Bandung, 7 Juli 2025
Samiri adalah seorang tokoh kontroversial yang disebut dalam Al-Qur’an pada kisah Nabi Musa ‘alaihis salam, terutama terkait insiden penyembahan patung anak sapi emas oleh Bani Israil. Kisah ini terdapat dalam beberapa ayat, terutama dalam:
📖 Surat Thaha ayat 85-97
🧔🏻 Siapa Samiri?
Samiri adalah seorang lelaki dari kaum Bani Israil yang disebut telah menyesatkan kaumnya dengan membuat patung anak sapi dari emas yang mengeluarkan suara, lalu berkata bahwa itulah “Tuhan” mereka dan Tuhan Musa.

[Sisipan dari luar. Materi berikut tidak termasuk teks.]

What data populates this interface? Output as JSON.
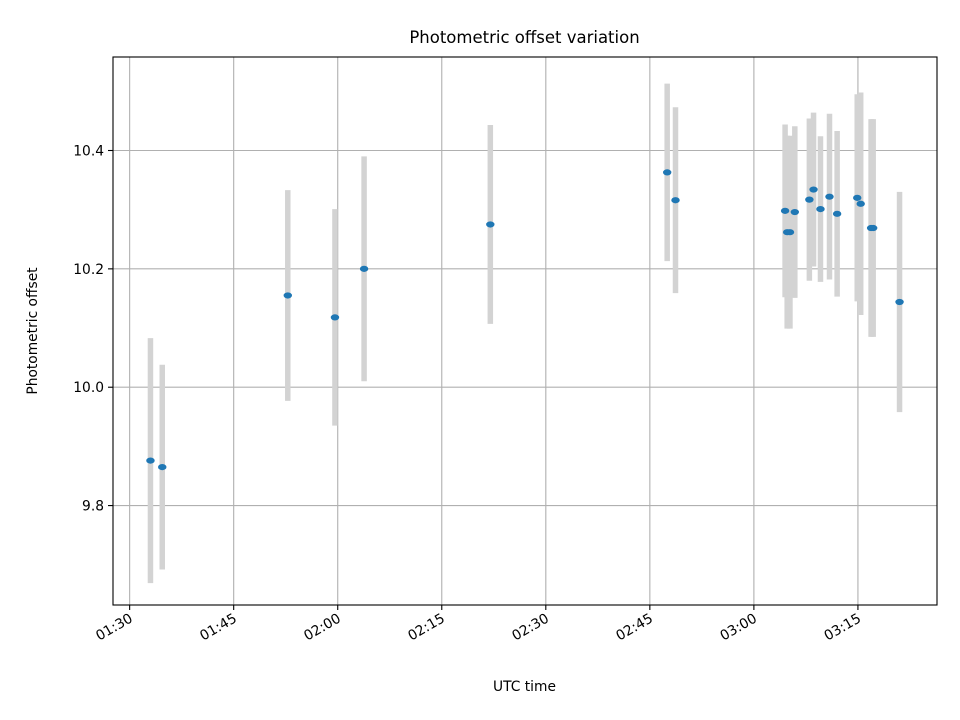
{
  "chart_data": {
    "type": "scatter",
    "title": "Photometric offset variation",
    "xlabel": "UTC time",
    "ylabel": "Photometric offset",
    "xlim": [
      "01:27:36",
      "03:26:24"
    ],
    "ylim": [
      9.632,
      10.558
    ],
    "xticks": [
      "01:30",
      "01:45",
      "02:00",
      "02:15",
      "02:30",
      "02:45",
      "03:00",
      "03:15"
    ],
    "yticks": [
      9.8,
      10.0,
      10.2,
      10.4
    ],
    "ytick_labels": [
      "9.8",
      "10.0",
      "10.2",
      "10.4"
    ],
    "grid": true,
    "marker_color": "#1f77b4",
    "errorbar_color": "#d3d3d3",
    "points": [
      {
        "x": "01:33:00",
        "y": 9.876,
        "err": 0.207
      },
      {
        "x": "01:34:42",
        "y": 9.865,
        "err": 0.173
      },
      {
        "x": "01:52:48",
        "y": 10.155,
        "err": 0.178
      },
      {
        "x": "01:59:36",
        "y": 10.118,
        "err": 0.183
      },
      {
        "x": "02:03:48",
        "y": 10.2,
        "err": 0.19
      },
      {
        "x": "02:22:00",
        "y": 10.275,
        "err": 0.168
      },
      {
        "x": "02:47:30",
        "y": 10.363,
        "err": 0.15
      },
      {
        "x": "02:48:42",
        "y": 10.316,
        "err": 0.157
      },
      {
        "x": "03:04:30",
        "y": 10.298,
        "err": 0.146
      },
      {
        "x": "03:04:48",
        "y": 10.262,
        "err": 0.163
      },
      {
        "x": "03:05:12",
        "y": 10.262,
        "err": 0.163
      },
      {
        "x": "03:05:54",
        "y": 10.296,
        "err": 0.145
      },
      {
        "x": "03:08:00",
        "y": 10.317,
        "err": 0.137
      },
      {
        "x": "03:08:36",
        "y": 10.334,
        "err": 0.13
      },
      {
        "x": "03:09:36",
        "y": 10.301,
        "err": 0.123
      },
      {
        "x": "03:10:54",
        "y": 10.322,
        "err": 0.14
      },
      {
        "x": "03:12:00",
        "y": 10.293,
        "err": 0.14
      },
      {
        "x": "03:14:54",
        "y": 10.32,
        "err": 0.175
      },
      {
        "x": "03:15:24",
        "y": 10.31,
        "err": 0.188
      },
      {
        "x": "03:16:54",
        "y": 10.269,
        "err": 0.184
      },
      {
        "x": "03:17:12",
        "y": 10.269,
        "err": 0.184
      },
      {
        "x": "03:21:00",
        "y": 10.144,
        "err": 0.186
      }
    ]
  }
}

“Sesungguhnya Kami telah menguji kaummu (wahai Musa) sesudah (kepergian)mu, dan Samiri telah menyesatkan mereka.”
— QS. Thaha: 85
🔨 Apa yang Dilakukan Samiri?
- Ketika Nabi Musa pergi ke Gunung Sinai untuk menerima wahyu selama 40 hari, Samiri mengumpulkan perhiasan emas dari kaum Bani Israil.
- Ia kemudian membuat patung anak sapi dari emas, yang bisa mengeluarkan suara (seperti melenguh).
- Samiri berkata kepada mereka bahwa itulah Tuhan mereka dan Tuhan Musa, lalu mereka menyembah patung itu.
- Harun ‘alaihis salam, saudara Musa, berusaha mencegah, namun tidak berhasil karena tekanan dari masyarakat.
🔍 Apa Kata Nabi Musa dan Allah Tentang Samiri?
Saat Nabi Musa kembali dan marah besar, ia memarahi Samiri:
“Maka pergilah kamu! Sesungguhnya (di dunia ini) bagimu hukuman bahwa kamu akan berkata: ‘Jangan menyentuh aku’; dan sesungguhnya kamu akan mendapat hukuman yang tidak akan bisa kamu hindari di akhirat.”
— QS. Thaha: 97
Allah menjadikan Samiri sebagai orang terasing (disebut hukuman “laa misaas” = jangan disentuh) dan menjanjikan azab kelak di akhirat.
🤔 Siapakah Samiri Menurut Tafsir?
Dalam tafsir klasik (seperti Tafsir Ibn Katsir dan Al-Baghawi):
- Namanya diyakini adalah Musa bin Zafar dari kaum Samaria atau berasal dari Mesir.
- Ia dikenal munafik atau licik. Ia berpura-pura mengikuti Nabi Musa, tetapi menyimpan niat buruk.
- Ada yang mengatakan ia melihat Jibril saat kuda Jibril lewat, lalu mengambil debu dari jejak kaki Jibril dan menaburkannya ke dalam patung, sehingga patung itu tampak “hidup”.
🧠 Hikmah dari Kisah Samiri:
- Jangan mudah terpedaya dengan fitnah, bahkan dari orang yang kelihatannya religius.
- Pemimpin yang pergi terlalu lama bisa menyebabkan fitnah dan penyimpangan dalam umat.
- Syirik dan penyembahan berhala adalah dosa besar, meskipun dilakukan dengan alasan simbolis.